Ein Beispiel: Man rufe sie um 16 Uhr an, erinnere sie an drei Dinge. Beispiel: ein Paar Socken, ein Buch und eine Gabel. Um 17 Uhr 30 verlässt die Dame das Haus. Und was hat sie dabei? Genau. Eine Socke. Die Andere hat sie nicht mehr gefunden, da sie eigentlich um 17 Uhr losfahren wollte, aber es irgendwie verplant hatte, oder einfach nur auf der Sonnenliege die Zeit vergaß. Offizielle Version: „Ich hatte Stress!“ Dann erklärt sie einem, welch ein „Stress“ es war allein schon diese eine Socke mitzubringen und versucht so gar keinen Raum zur Klage um die Zweite zu lassen.
„Und Buch? Die Gabel?“
„OH – da hättest du anrufen müssen.“
„Hab ich..“
„Aber mir keine SMS geschrieben, oder?“
„Ah ja…“
„Hey – ich hatte Stress.“
„Wie immer.“
„Hey – ich habe Kinder.“
Und somit bin ich schachmatt gesetzt. In Anbetracht ihrer zuckersüßen Brut kann ich mir meine „Kondome-schützen“-Argumentation sparen. Also akzeptiere ich und freue mich über meine Socke. Zumindest die Eine. Und wer weiß, mit ein wenig Glück habe ich nächste Woche Socke Nummer zwei, die Woche drauf vielleicht Gabel und dann vielleicht sogar mal das Buch. Vorausgesetzt der „Stress“ nimmt nicht überhand.

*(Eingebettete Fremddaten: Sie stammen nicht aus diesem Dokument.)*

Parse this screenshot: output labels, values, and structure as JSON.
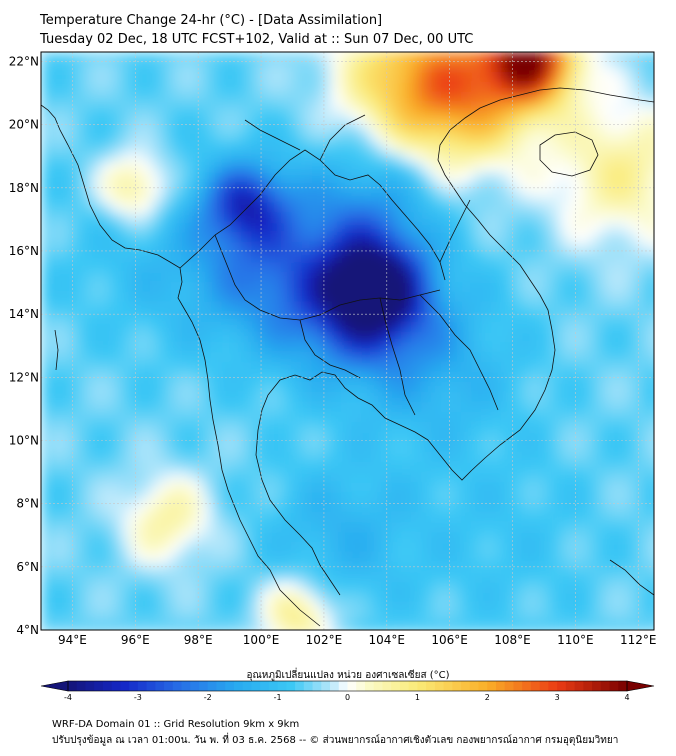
{
  "header": {
    "title": "Temperature Change 24-hr (°C) - [Data Assimilation]",
    "subtitle": "Tuesday 02 Dec, 18 UTC FCST+102, Valid at :: Sun 07 Dec, 00 UTC"
  },
  "map": {
    "lon_ticks": [
      "94°E",
      "96°E",
      "98°E",
      "100°E",
      "102°E",
      "104°E",
      "106°E",
      "108°E",
      "110°E",
      "112°E"
    ],
    "lat_ticks": [
      "22°N",
      "20°N",
      "18°N",
      "16°N",
      "14°N",
      "12°N",
      "10°N",
      "8°N",
      "6°N",
      "4°N"
    ],
    "lon_range": [
      93,
      112.5
    ],
    "lat_range": [
      4,
      22.3
    ],
    "anomalies": [
      {
        "lon": 103.6,
        "lat": 14.8,
        "value": -3.4,
        "spread": 1.1
      },
      {
        "lon": 103.0,
        "lat": 14.2,
        "value": -2.2,
        "spread": 1.6
      },
      {
        "lon": 99.5,
        "lat": 17.5,
        "value": -2.6,
        "spread": 0.9
      },
      {
        "lon": 100.2,
        "lat": 15.5,
        "value": -2.0,
        "spread": 1.8
      },
      {
        "lon": 103.5,
        "lat": 17.5,
        "value": -1.6,
        "spread": 1.5
      },
      {
        "lon": 105.5,
        "lat": 12.5,
        "value": -1.4,
        "spread": 1.8
      },
      {
        "lon": 102.5,
        "lat": 7.0,
        "value": -1.3,
        "spread": 1.6
      },
      {
        "lon": 96.5,
        "lat": 16.0,
        "value": -1.0,
        "spread": 2.0
      },
      {
        "lon": 107.5,
        "lat": 7.0,
        "value": -0.9,
        "spread": 2.2
      },
      {
        "lon": 108.6,
        "lat": 22.1,
        "value": 3.3,
        "spread": 1.0
      },
      {
        "lon": 106.5,
        "lat": 21.0,
        "value": 1.8,
        "spread": 1.6
      },
      {
        "lon": 104.5,
        "lat": 21.5,
        "value": 1.0,
        "spread": 1.6
      },
      {
        "lon": 111.5,
        "lat": 18.5,
        "value": 0.7,
        "spread": 1.6
      },
      {
        "lon": 96.0,
        "lat": 18.0,
        "value": 0.9,
        "spread": 0.8
      },
      {
        "lon": 97.0,
        "lat": 7.5,
        "value": 0.6,
        "spread": 1.0
      },
      {
        "lon": 101.2,
        "lat": 4.5,
        "value": 0.9,
        "spread": 0.8
      }
    ],
    "base_value": -0.6
  },
  "colorbar": {
    "label": "อุณหภูมิเปลี่ยนแปลง หน่วย องศาเซลเซียส (°C)",
    "ticks": [
      "-4",
      "-3",
      "-2",
      "-1",
      "0",
      "1",
      "2",
      "3",
      "4"
    ],
    "min": -4,
    "max": 4
  },
  "footer": {
    "line1": "WRF-DA Domain 01 :: Grid Resolution 9km x 9km",
    "line2": "ปรับปรุงข้อมูล ณ เวลา 01:00น. วัน พ. ที่ 03 ธ.ค. 2568 -- © ส่วนพยากรณ์อากาศเชิงตัวเลข กองพยากรณ์อากาศ กรมอุตุนิยมวิทยา"
  }
}
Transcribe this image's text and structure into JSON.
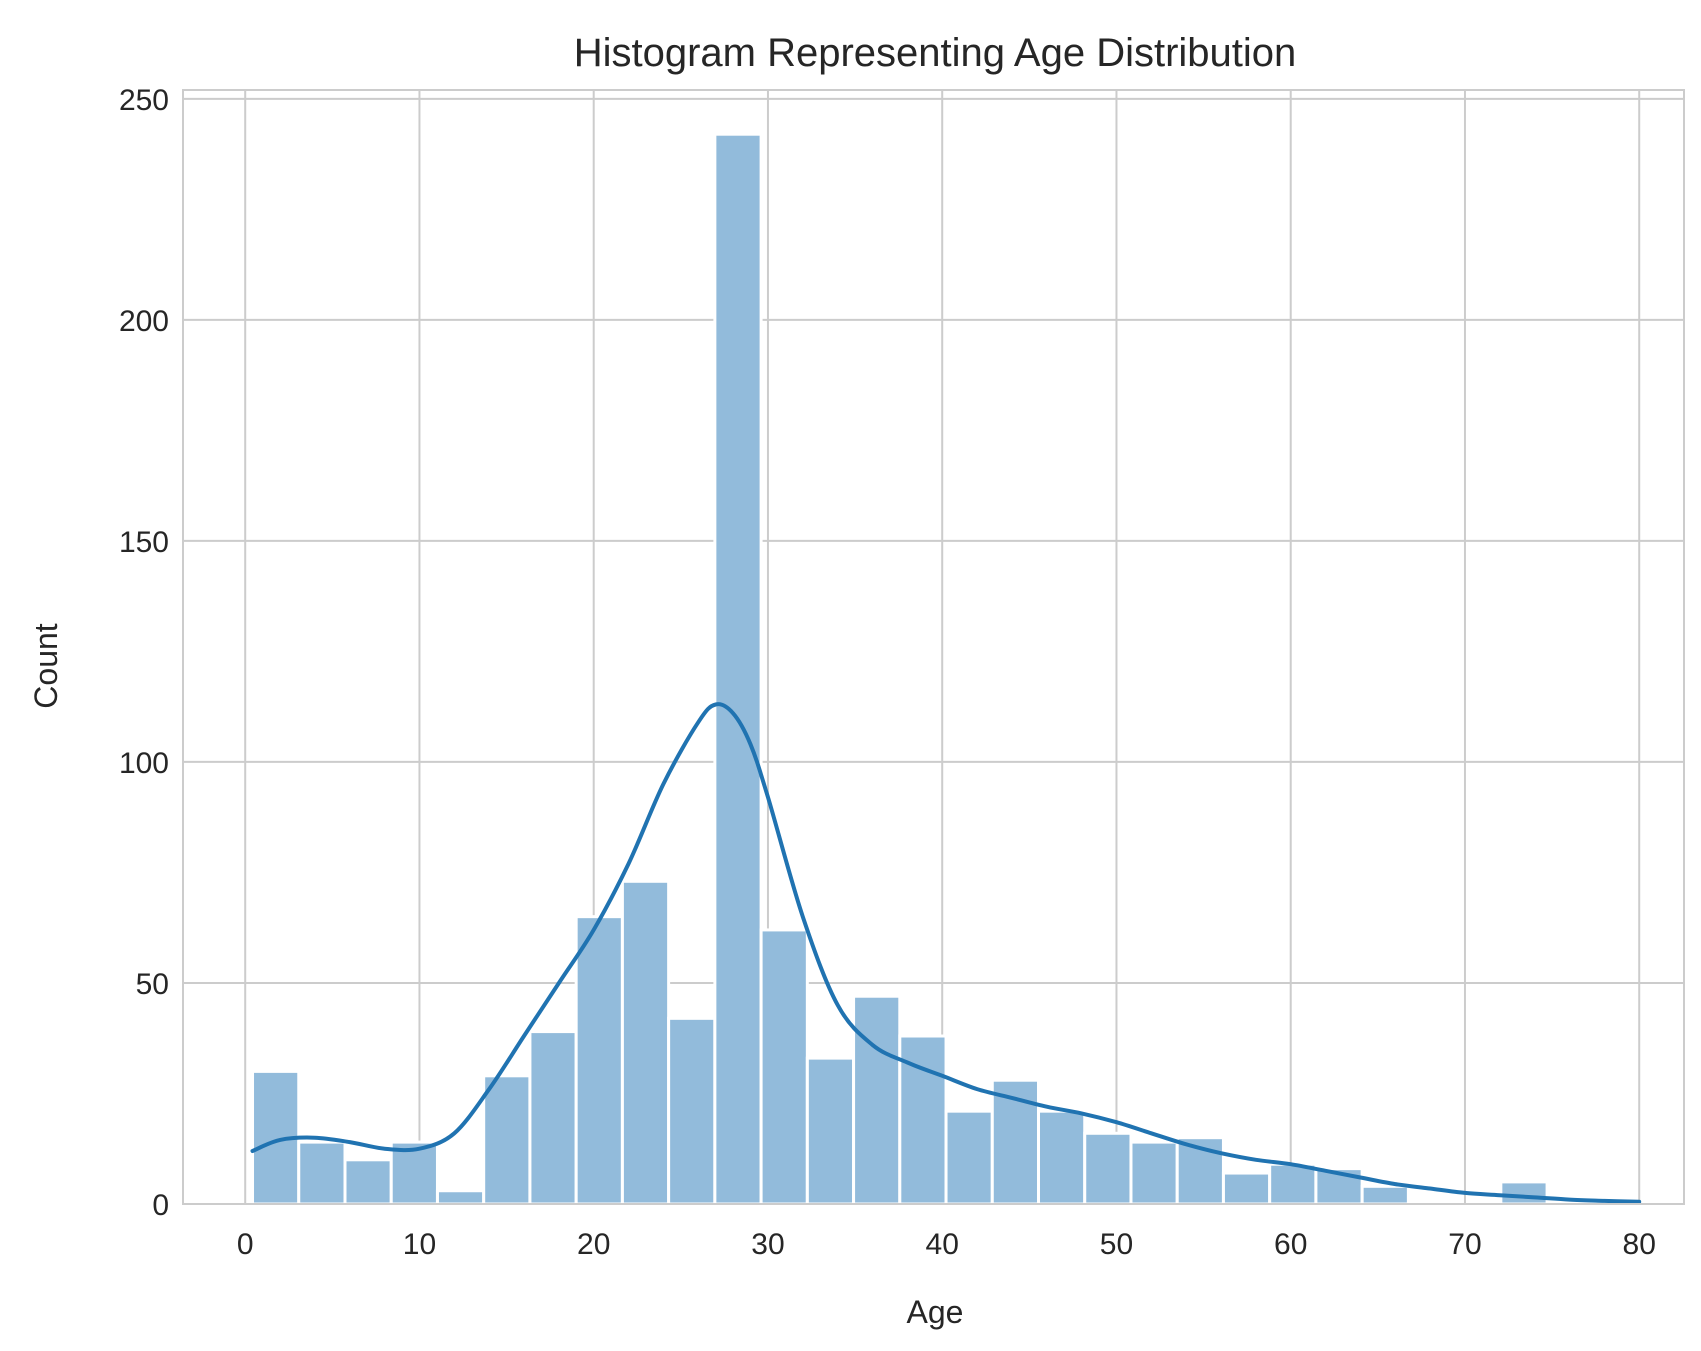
{
  "chart_data": {
    "type": "bar",
    "title": "Histogram Representing Age Distribution",
    "xlabel": "Age",
    "ylabel": "Count",
    "xlim": [
      -3.57,
      82.57
    ],
    "ylim": [
      0,
      252
    ],
    "x_ticks": [
      0,
      10,
      20,
      30,
      40,
      50,
      60,
      70,
      80
    ],
    "x_tick_labels": [
      "0",
      "10",
      "20",
      "30",
      "40",
      "50",
      "60",
      "70",
      "80"
    ],
    "y_ticks": [
      0,
      50,
      100,
      150,
      200,
      250
    ],
    "y_tick_labels": [
      "0",
      "50",
      "100",
      "150",
      "200",
      "250"
    ],
    "grid": true,
    "bin_start": 0.42,
    "bin_width": 2.6533,
    "counts": [
      30,
      14,
      10,
      14,
      3,
      29,
      39,
      65,
      73,
      42,
      242,
      62,
      33,
      47,
      38,
      21,
      28,
      21,
      16,
      14,
      15,
      7,
      9,
      8,
      4,
      0,
      0,
      5,
      0,
      0
    ],
    "kde": {
      "x": [
        0.42,
        2,
        4,
        6,
        8,
        10,
        12,
        14,
        16,
        18,
        20,
        22,
        24,
        26,
        27,
        28,
        29,
        30,
        32,
        34,
        36,
        38,
        40,
        42,
        44,
        46,
        48,
        50,
        52,
        54,
        56,
        58,
        60,
        62,
        64,
        66,
        68,
        70,
        72,
        74,
        76,
        78,
        80
      ],
      "y": [
        12,
        14.5,
        15,
        14,
        12.5,
        12.5,
        16,
        26,
        38,
        50,
        62,
        77,
        95,
        109,
        113,
        111,
        104,
        92,
        65,
        45,
        36,
        32,
        29,
        26,
        24,
        22,
        20.5,
        18.5,
        16,
        13.5,
        11.5,
        10,
        9,
        7.5,
        6,
        4.5,
        3.5,
        2.5,
        2,
        1.5,
        1,
        0.7,
        0.5
      ]
    },
    "colors": {
      "bar_fill": "#92bbdb",
      "bar_edge": "#ffffff",
      "kde_line": "#2073b1",
      "grid": "#cccccc",
      "spine": "#cccccc",
      "text": "#262626"
    }
  }
}
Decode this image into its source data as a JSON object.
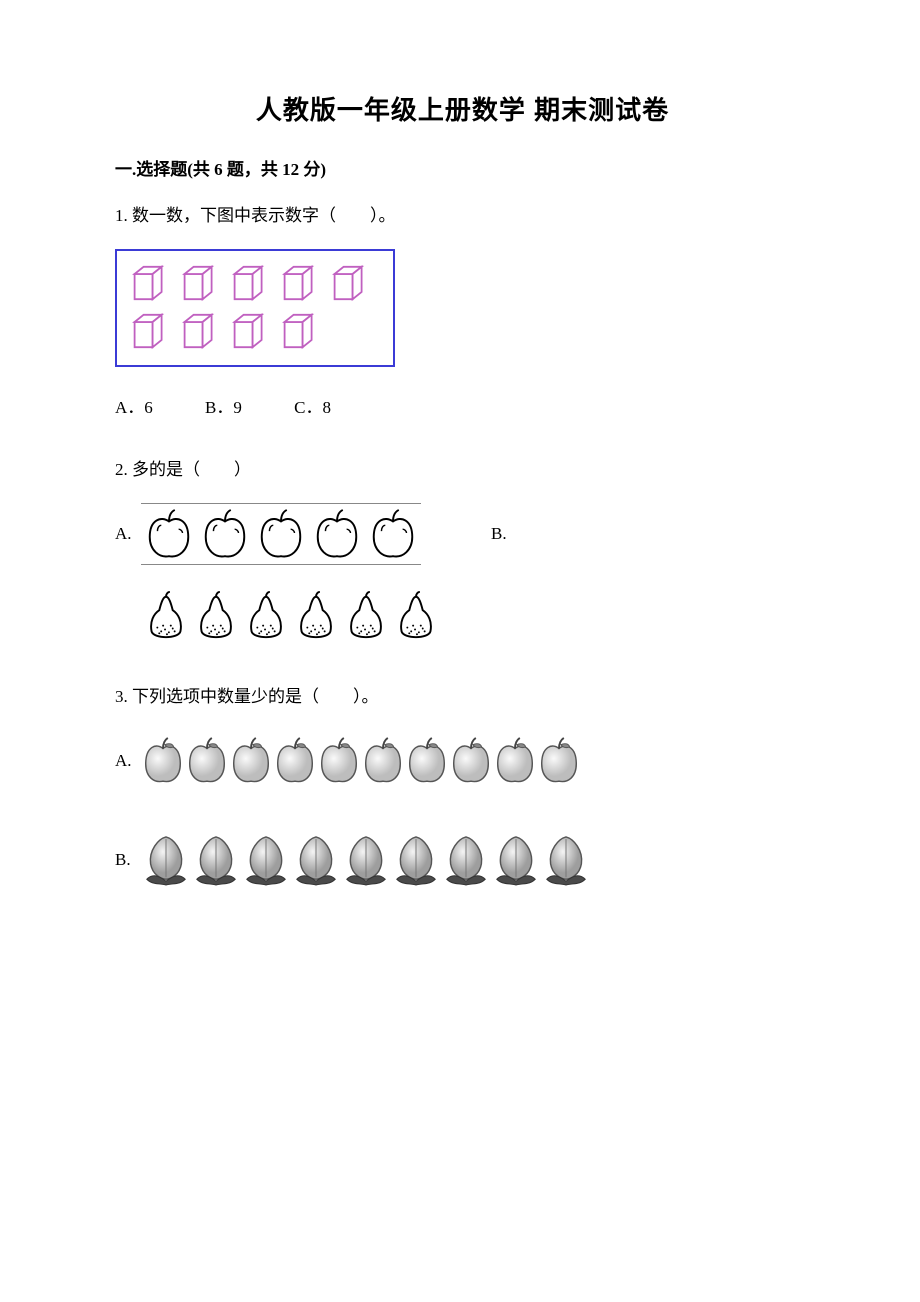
{
  "title": "人教版一年级上册数学 期末测试卷",
  "section1": {
    "header": "一.选择题(共 6 题，共 12 分)"
  },
  "q1": {
    "text": "1. 数一数，下图中表示数字（　　）。",
    "optA": "A．6",
    "optB": "B．9",
    "optC": "C．8",
    "cubes": {
      "row1_count": 5,
      "row2_count": 4,
      "stroke": "#c060c0",
      "fill": "#ffffff",
      "frame_border": "#3b3bd6"
    }
  },
  "q2": {
    "text": "2. 多的是（　　）",
    "labelA": "A.",
    "labelB": "B.",
    "apples_count": 5,
    "pears_count": 6,
    "apple_stroke": "#000000",
    "pear_stroke": "#000000"
  },
  "q3": {
    "text": "3. 下列选项中数量少的是（　　）。",
    "labelA": "A.",
    "labelB": "B.",
    "apples_count": 10,
    "peaches_count": 9
  }
}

Das Argument der Kinder ist zeitgleich neben der Stress-Ausrede, die Erklärung für alles. So wie manche Menschen bei einer Diskussion nach einiger Zeit nur noch mit „Trotzdem…“ argumentieren. Lils „Trotzdem…“ ist einfach im Laufe der Jahre zu einem „Ich habe Kinder“ geworden. Sprich: Ihr Standard-Argument, wenn sie eigentlich keines mehr hat.
Ein Beispiel.
Es gibt anscheinend Menschen (ich kennen einen), die nur schlafen könne, wenn der Schlafraum einem lichtleeren Vakuum ähnelt. Einem schwarzen Loch. Es darf kein Lichtstrahl, keine sanfte Note einer durch den Vorhang schimmernden Straßenlaterne, keine leichte Projektion eines Radioweckers, kein unter dem Türspalt durch blendender Lichtstrahl – ja nicht mal ein Lichtatom im Raum herrschen, sonst können diese Menschen nicht schlafen. Kurz: Sonst wird Lil zur Furie.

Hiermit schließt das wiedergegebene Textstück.